Ces nomades font partie des 536 500 déplacés recensés depuis le début du conflit par le bureau de coordination des affaires humanitaires (Ocha) de l’ONU. Si tous ne sont pas des musulmans, ces derniers sont largement majoritaires. “Les réfugiés de confession musulmane représentent près de 98 % des individus dans les camps au Cameroun”, estime Caroline Abu Sada. Avant décembre, 15 % de la population en Centrafrique était musulmane, soit 800 000 personnes. Désormais, ils ne sont plus que 2 % dans ce pays à forte majorité chrétienne, selon l’ONU. Près de 280 000 personnes ont trouvé refuge au Cameroun, au Tchad, au Congo ou en République démocratique du Congo.

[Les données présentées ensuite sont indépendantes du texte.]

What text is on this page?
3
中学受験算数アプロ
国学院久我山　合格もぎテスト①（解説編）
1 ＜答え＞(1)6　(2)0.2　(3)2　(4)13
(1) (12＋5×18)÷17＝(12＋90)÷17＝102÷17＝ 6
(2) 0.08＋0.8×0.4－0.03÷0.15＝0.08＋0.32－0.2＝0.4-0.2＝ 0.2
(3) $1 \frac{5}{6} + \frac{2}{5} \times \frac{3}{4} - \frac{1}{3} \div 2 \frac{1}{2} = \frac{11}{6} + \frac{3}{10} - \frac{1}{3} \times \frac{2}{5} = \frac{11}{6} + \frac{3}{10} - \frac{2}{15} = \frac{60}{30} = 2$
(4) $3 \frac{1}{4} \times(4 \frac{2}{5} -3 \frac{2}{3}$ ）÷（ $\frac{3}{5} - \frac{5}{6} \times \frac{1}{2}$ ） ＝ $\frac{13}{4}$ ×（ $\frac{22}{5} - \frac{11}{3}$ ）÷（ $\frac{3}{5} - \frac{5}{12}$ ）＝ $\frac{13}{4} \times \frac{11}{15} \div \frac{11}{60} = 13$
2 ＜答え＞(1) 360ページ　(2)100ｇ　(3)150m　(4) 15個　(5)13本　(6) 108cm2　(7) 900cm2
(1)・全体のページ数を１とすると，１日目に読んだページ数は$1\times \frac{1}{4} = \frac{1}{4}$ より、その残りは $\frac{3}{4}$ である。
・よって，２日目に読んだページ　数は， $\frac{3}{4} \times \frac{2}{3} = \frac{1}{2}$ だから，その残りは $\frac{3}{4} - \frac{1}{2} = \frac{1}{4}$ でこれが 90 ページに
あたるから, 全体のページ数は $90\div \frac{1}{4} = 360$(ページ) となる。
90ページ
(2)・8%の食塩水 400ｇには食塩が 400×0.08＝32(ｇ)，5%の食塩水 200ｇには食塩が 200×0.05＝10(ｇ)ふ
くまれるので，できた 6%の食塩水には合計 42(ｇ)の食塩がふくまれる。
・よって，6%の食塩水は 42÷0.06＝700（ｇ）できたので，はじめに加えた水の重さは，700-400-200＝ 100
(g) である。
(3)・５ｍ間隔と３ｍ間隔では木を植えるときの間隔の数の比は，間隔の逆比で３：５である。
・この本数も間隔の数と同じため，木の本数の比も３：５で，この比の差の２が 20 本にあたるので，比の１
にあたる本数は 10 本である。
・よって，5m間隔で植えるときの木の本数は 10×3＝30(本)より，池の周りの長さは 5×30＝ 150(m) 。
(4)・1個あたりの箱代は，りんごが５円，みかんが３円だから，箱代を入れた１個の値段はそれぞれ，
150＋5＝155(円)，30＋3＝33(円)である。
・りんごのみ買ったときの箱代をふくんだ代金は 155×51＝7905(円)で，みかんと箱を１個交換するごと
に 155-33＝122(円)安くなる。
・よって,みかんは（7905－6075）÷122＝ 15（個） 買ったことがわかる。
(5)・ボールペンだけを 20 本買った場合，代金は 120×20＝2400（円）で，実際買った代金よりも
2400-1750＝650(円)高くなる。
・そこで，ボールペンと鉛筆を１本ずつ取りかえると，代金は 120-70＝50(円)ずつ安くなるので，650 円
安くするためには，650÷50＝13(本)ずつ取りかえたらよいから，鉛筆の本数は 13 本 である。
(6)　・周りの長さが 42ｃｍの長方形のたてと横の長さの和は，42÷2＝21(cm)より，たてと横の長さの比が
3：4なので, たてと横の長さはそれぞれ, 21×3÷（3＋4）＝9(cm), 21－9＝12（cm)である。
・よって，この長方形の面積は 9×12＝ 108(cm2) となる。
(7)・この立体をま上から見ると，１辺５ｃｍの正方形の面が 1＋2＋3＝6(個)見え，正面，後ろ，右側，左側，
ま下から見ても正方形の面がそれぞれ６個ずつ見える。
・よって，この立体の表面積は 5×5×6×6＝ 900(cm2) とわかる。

Une hémorragie qui se vérifie localement. À Bangui, la capitale, il ne reste guère que le quartier PK-5 (Point kilométrique 5) qui peut encore être qualifié de musulman : un millier de personnes y résideraient toujours, dans l’enceinte de la Grande mosquée. L’ouest du pays s’est quant à lui quasiment vidé de la majorité de sa population musulmane, à l’exception de quelques enclaves, à Berberati, à Carnot et, dans de plus fortes proportions, à Boda.

Et l’exode massif de cette communauté s’annonce durable : “La très grande majorité des personnes que nous traitons nous confient qu’ils ne retourneront pas en Centrafrique”, indique Caroline Abu Sada.

Cette situation est par ailleurs condamnée comme un acte de laisser-faire par certains. “S’il reste à présent moins de 5 000 musulmans à Bangui, alors qu’ils étaient plus de 130 000 au début de l’année, c’est que la France et le reste du monde ont accepté l’action des boutefeux comme un fait accompli. Ils se sont résignés à l’idée que la séparation des chrétiens et musulmans était “naturelle””, déplore un article du site “Atlantico”, intitulé “Pourquoi les musulmans doivent revenir à Bangui“.

Une “séparation” à laquelle certains acteurs du conflit veulent néanmoins remédier. Lundi 21 juillet, un “Forum pour la réconciliation nationale et le dialogue politique” s’est ouvert à Brazzaville.

Toutefois, avant d’envisager un quelconque retour au pays, les réfugiés doivent d’abord “gérer leurs traumatismes et essayer de survivre”, affirme Laurent Ruy, de MSF. “Seul le quotidien compte pour l’instant, il n’y a aucune perspective d’avenir”.